In this light, the Eight of Swords becomes a pathway to inquiry. The invitation, in the midst of my grief, is to experience the ways in which I am like this bound woman. As we’ll soon see, mindfulness exercises will help us enter this inquiry by systematically giving us the vocabulary and tools to explore the concrete facts of our experience. We’ll learn to ask where in our body, heart, and mind we are experiencing this moment, and to investigate the specific qualities, the what, of that experience. For instance, where, in my body and heart, do I feel bound up by this grief? Where do I feel trapped and hoodwinked?

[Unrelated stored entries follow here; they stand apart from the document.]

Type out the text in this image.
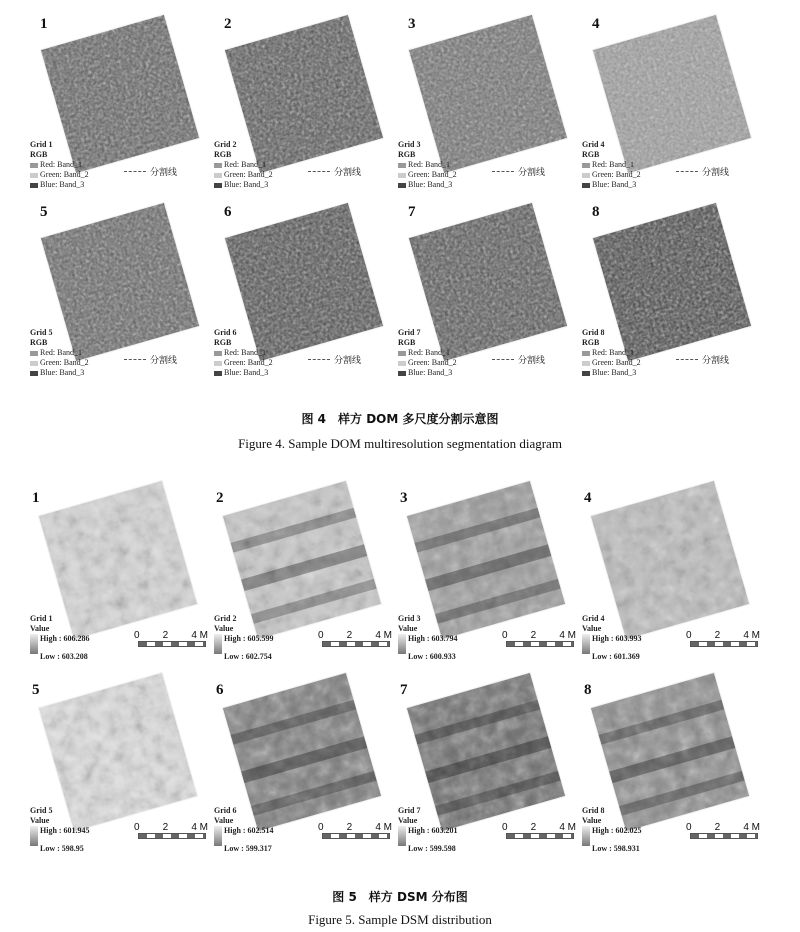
1
Grid 1
RGB
Red: Band_1
Green: Band_2
Blue: Band_3
分割线
2
Grid 2
RGB
Red: Band_1
Green: Band_2
Blue: Band_3
分割线
3
Grid 3
RGB
Red: Band_1
Green: Band_2
Blue: Band_3
分割线
4
Grid 4
RGB
Red: Band_1
Green: Band_2
Blue: Band_3
分割线
5
Grid 5
RGB
Red: Band_1
Green: Band_2
Blue: Band_3
分割线
6
Grid 6
RGB
Red: Band_1
Green: Band_2
Blue: Band_3
分割线
7
Grid 7
RGB
Red: Band_1
Green: Band_2
Blue: Band_3
分割线
8
Grid 8
RGB
Red: Band_1
Green: Band_2
Blue: Band_3
分割线
图 4　样方 DOM 多尺度分割示意图
Figure 4. Sample DOM multiresolution segmentation diagram
1
Grid 1
Value
High : 606.286
Low : 603.208
0 2 4 M
2
Grid 2
Value
High : 605.599
Low : 602.754
0 2 4 M
3
Grid 3
Value
High : 603.794
Low : 600.933
0 2 4 M
4
Grid 4
Value
High : 603.993
Low : 601.369
0 2 4 M
5
Grid 5
Value
High : 601.945
Low : 598.95
0 2 4 M
6
Grid 6
Value
High : 602.514
Low : 599.317
0 2 4 M
7
Grid 7
Value
High : 603.201
Low : 599.598
0 2 4 M
8
Grid 8
Value
High : 602.025
Low : 598.931
0 2 4 M
图 5　样方 DSM 分布图
Figure 5. Sample DSM distribution
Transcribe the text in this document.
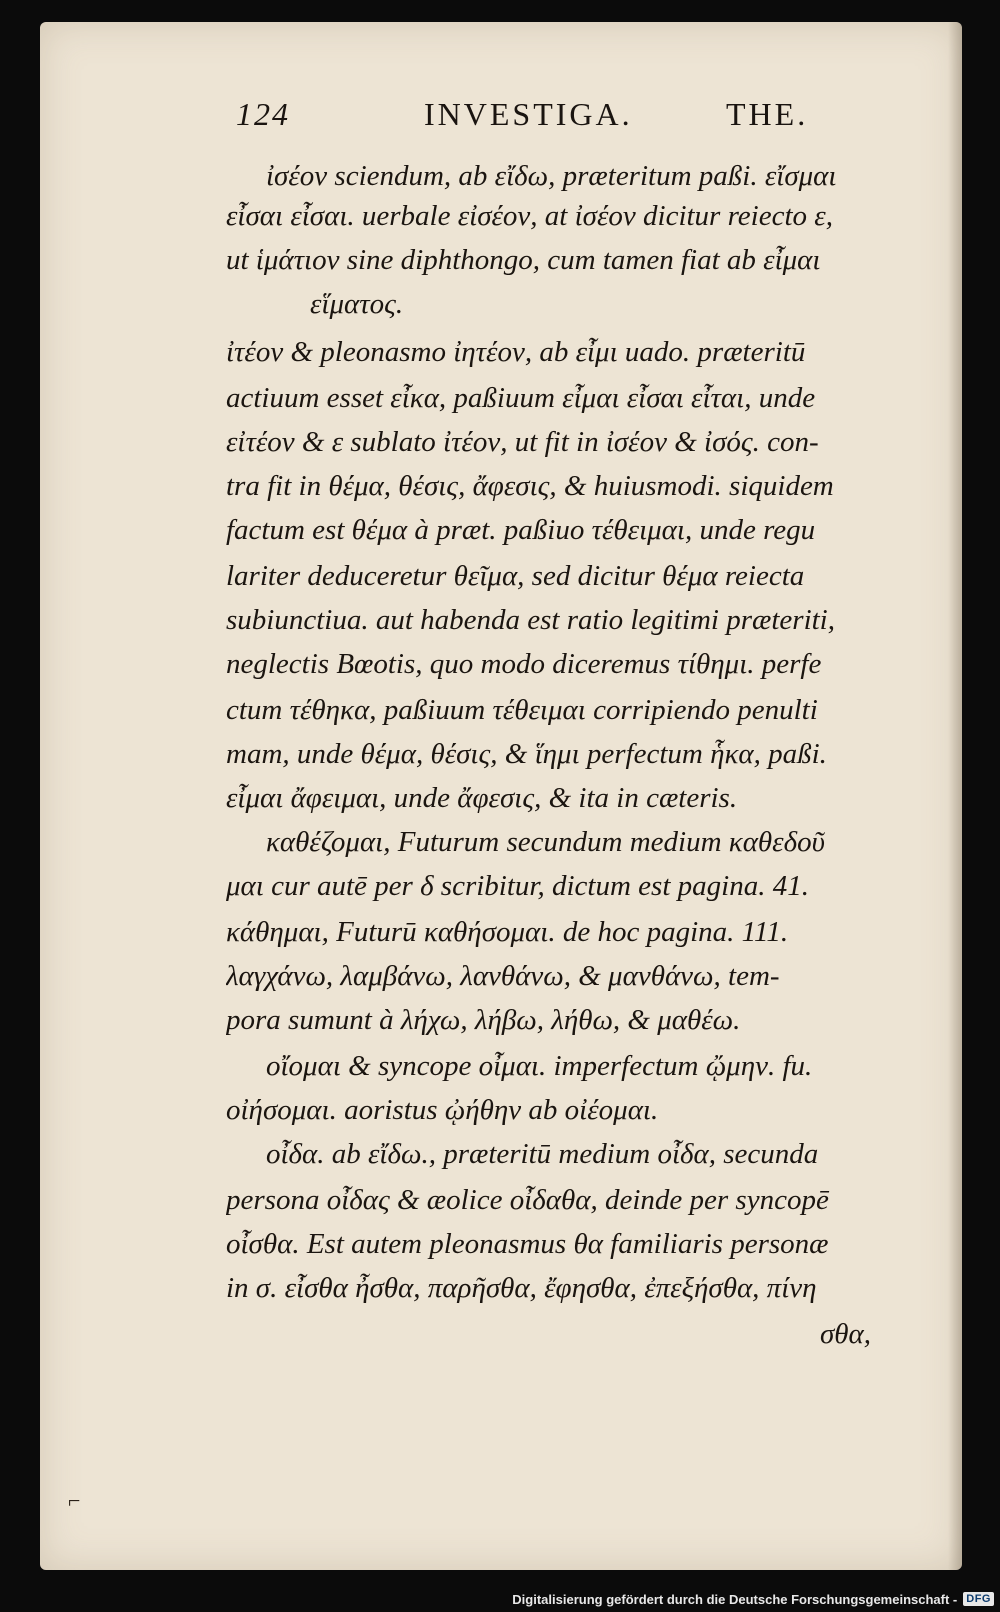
124	INVESTIGA.	THE.
ἰσέον sciendum, ab εἴδω, præteritum paßi. εἴσμαι
εἶσαι εἶσαι. uerbale εἰσέον, at ἰσέον dicitur reiecto ε,
ut ἱμάτιον sine diphthongo, cum tamen fiat ab εἶμαι
εἵματος.
ἰτέον & pleonasmo ἰητέον, ab εἶμι uado. præteritū
actiuum esset εἶκα, paßiuum εἶμαι εἶσαι εἶται, unde
εἰτέον & ε sublato ἰτέον, ut fit in ἰσέον & ἰσός. con-
tra fit in θέμα, θέσις, ἄφεσις, & huiusmodi. siquidem
factum est θέμα à præt. paßiuo τέθειμαι, unde regu
lariter deduceretur θεῖμα, sed dicitur θέμα reiecta
subiunctiua. aut habenda est ratio legitimi præteriti,
neglectis Bœotis, quo modo diceremus τίθημι. perfe
ctum τέθηκα, paßiuum τέθειμαι corripiendo penulti
mam, unde θέμα, θέσις, & ἵημι perfectum ἧκα, paßi.
εἶμαι ἄφειμαι, unde ἄφεσις, & ita in cæteris.
καθέζομαι, Futurum secundum medium καθεδοῦ
μαι cur autē per δ scribitur, dictum est pagina. 41.
κάθημαι, Futurū καθήσομαι. de hoc pagina. 111.
λαγχάνω, λαμβάνω, λανθάνω, & μανθάνω, tem-
pora sumunt à λήχω, λήβω, λήθω, & μαθέω.
οἴομαι & syncope οἶμαι. imperfectum ᾤμην. fu.
οἰήσομαι. aoristus ᾠήθην ab οἰέομαι.
οἶδα. ab εἴδω., præteritū medium οἶδα, secunda
persona οἶδας & æolice οἶδαθα, deinde per syncopē
οἶσθα. Est autem pleonasmus θα familiaris personæ
in σ. εἶσθα ἦσθα, παρῆσθα, ἔφησθα, ἐπεξήσθα, πίνη
σθα,
⌐
Digitalisierung gefördert durch die Deutsche Forschungsgemeinschaft - DFG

Perhaps I notice a tightening in my face and scalp, a mounting muscular tension that becomes a migraine or headache. Perhaps I’m clenching my stomach or my jaw, tying my insides up in knots. Perhaps I feel a dullness behind my eyes or a heaviness in my heart. Perhaps I just feel tired and more tired—nauseated and exhausted by the sense of loss.
On the other hand, perhaps even in this grief I nonetheless feel the faintest touch of hope. Like the female figure in the card, perhaps I am dimly aware of the green leaves flourishing all around my head, like a halo. In the midst of grief, there is the lush evidence of life. Or perhaps tears are flowing, and there I find comfort and release, noting the ways in which these salt rivers connect me with the whole landscape of my community, including the seas of horizon and hope from my hub card, the Three of Wands. Perhaps, as I investigate the grief that seems to tear me apart, I will notice the profound ways in which this grief also weaves my life and my world together.
If I’m seeking advice, the Eight of Swords will tell me not to worry. All grief passes.
If, on the other hand, I’m seeking freedom, the Eight of Swords invites me to explore this grief—even now. Yes, it will pass. But it can also serve, right here and now, as the gateway to a deeper, richer, and more intimate life.